On 12 February 2013, I cut off 40cm off my hair to raise funds for cancer support organisations and to honour the memory of my Dad, who passed away from cancer on 12 February in 2004, and my Gran who passed away from cancer in 2003. Last week marked one year since I cut off my hair and one decade since my Dad passed away. Obviously, the latter milestone was the more important one. As I wrote about in this post, I don’t particularly believe that grief gets easier over time (you just get better at it) but there are things that help. One such thing is to celebrate the memory of your loved one by raising money in their name. Cutting my hair off was a way to do just that. I raised money for the Cancer Council WA and donated my hair to Beautiful Lengths, who used it to make wigs for ladies who’ve lost their hair during treatment.

I’m writing about cutting my hair off now to share some progress photos for the amazing people who donated to my cause. Also, to encourage those ladies who might be considering cutting off their hair and need some inspiration. And lastly because I’ve actually never shared a photo of me right after I cut my hair off! I was far too self-conscious and didn’t feel like ‘myself’ for the longest time. So here goes:

Before and after

Before and after. Wow that’s short.

Coincidentally, both of these photos were taken just after hair cuts (the left was taken after my last ‘long hair haircut’ in May 2013).

The first photograph was taken at my cousin’s wedding in November 2013 and the second the evening before I cut off my hair (thanks, Danica for my photoshoot!)

I started toying with the idea of cutting off my hair mid-2013 and made the decision around October 2013 (locking it in by making a Facebook event!) So I didn’t cut my hair after  May 2013. Around the time these photos were taken, a lot of people were commenting on how long it was.

The chop


My gorgeous friend Leah doing the cut (thanks Leah!) and the ponytail after it ceased to be attached to my head. I was aiming to cut of 30cm, but ended up having a lot more hair than expected, and so went for 40cm!

No tears during the actual cut, but I’m a little embarrassed to admit how often I cried in the first few days. I didn’t realise how much I had been using my hair as a ‘shield’.

I was shocked at how much my hair misbehaved for the first four weeks or so after the cut – maybe because it was so much lighter? Probably the hardest thing to come to terms with was the inability to tie up my hair without 500 bobby pins. I probably won’t ever wear my hair this short again for that reason alone.

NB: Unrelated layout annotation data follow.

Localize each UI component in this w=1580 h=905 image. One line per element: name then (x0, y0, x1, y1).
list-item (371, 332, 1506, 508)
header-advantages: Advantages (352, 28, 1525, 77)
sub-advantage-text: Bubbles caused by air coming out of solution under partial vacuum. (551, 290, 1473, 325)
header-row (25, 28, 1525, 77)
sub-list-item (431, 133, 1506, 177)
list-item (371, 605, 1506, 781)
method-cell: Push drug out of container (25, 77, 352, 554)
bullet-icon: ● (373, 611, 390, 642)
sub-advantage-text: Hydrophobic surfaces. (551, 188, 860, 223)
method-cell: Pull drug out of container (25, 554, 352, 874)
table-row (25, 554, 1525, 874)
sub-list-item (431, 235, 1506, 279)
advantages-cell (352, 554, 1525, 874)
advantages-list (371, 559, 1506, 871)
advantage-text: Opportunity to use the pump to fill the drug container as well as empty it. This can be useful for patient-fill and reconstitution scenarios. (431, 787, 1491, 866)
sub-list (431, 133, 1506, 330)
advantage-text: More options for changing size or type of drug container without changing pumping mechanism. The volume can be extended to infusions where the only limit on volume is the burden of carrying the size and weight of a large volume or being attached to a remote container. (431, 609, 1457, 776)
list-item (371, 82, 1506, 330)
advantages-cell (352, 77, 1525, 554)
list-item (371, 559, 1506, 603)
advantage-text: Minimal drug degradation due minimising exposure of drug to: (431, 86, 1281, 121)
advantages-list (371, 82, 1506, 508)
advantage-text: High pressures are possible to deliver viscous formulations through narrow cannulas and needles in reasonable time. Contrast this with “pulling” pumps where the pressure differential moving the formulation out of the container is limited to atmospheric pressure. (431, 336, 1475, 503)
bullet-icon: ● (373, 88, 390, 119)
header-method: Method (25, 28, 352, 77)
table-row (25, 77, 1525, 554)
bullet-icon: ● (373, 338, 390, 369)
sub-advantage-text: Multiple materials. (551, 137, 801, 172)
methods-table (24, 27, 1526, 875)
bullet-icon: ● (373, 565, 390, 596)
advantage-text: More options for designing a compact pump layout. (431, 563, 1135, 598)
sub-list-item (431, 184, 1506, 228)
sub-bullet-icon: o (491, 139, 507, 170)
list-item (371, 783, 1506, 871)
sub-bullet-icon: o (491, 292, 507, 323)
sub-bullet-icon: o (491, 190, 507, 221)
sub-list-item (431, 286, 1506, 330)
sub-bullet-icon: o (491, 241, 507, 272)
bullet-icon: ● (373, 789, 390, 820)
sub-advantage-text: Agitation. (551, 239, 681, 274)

The evening of the big cut.

The first few months, the slow changes in my hair length felt painful. Because I’ve always worn my hair super long, I never noticed the growth rate. It was just long and then, oh, it’s really long. I only really noticed a change when my hair hit my shoulders around June and then my collar bone around September. Since September, I feel like the growth pace has picked up (either that, or I’ve gotten more used to the shorter length and I’m not monitoring it so closely. It probably does help I can tie it up easily now – finally a high pony tail without bobby pins!)

1653453_10152270041494859_1071177374_nHair length progress on 12 February 2014 – one month and two haircuts after the big cut. (I was coerced into an impromptu cut by my aunty’s hairdresser when I went to see her once around June – she owns a salon – and I had a cut recently in Canberra.)
I bought my dress pre-loved and it’s from Portmans back when their garments were Made in Australia

I’ve been enjoying the length since around September when it hit my collarbone. I’m not sure where I’m going next in terms of style and whether to keep it this length – suggestions are welcome!

Cutting my hair was a great (though slightly emotional) experience. I’m not sure if I would have otherwise got the opportunity to experiment with so many different lengths in the past year. It’s not necessarily easier to maintain, but it’s so much easier to style! And it’s amazing how much less conditioner and drying time I need. Having a different length has also forced me to pay more attention to colour, parting, products and styling instruments – it’s been a steep learning curve, but one I’m grateful for! After all, I still had hair to experiment with.

Once again, thanks so much to all the generous donors who gave me so much support (financial and emotional!) in the lead-up to cutting my hair and on the day. If you’re considering cutting your hair, perhaps consider donating your ends? And feel free to ask me any questions about the donation and cutting process, or the aftermath! Good luck!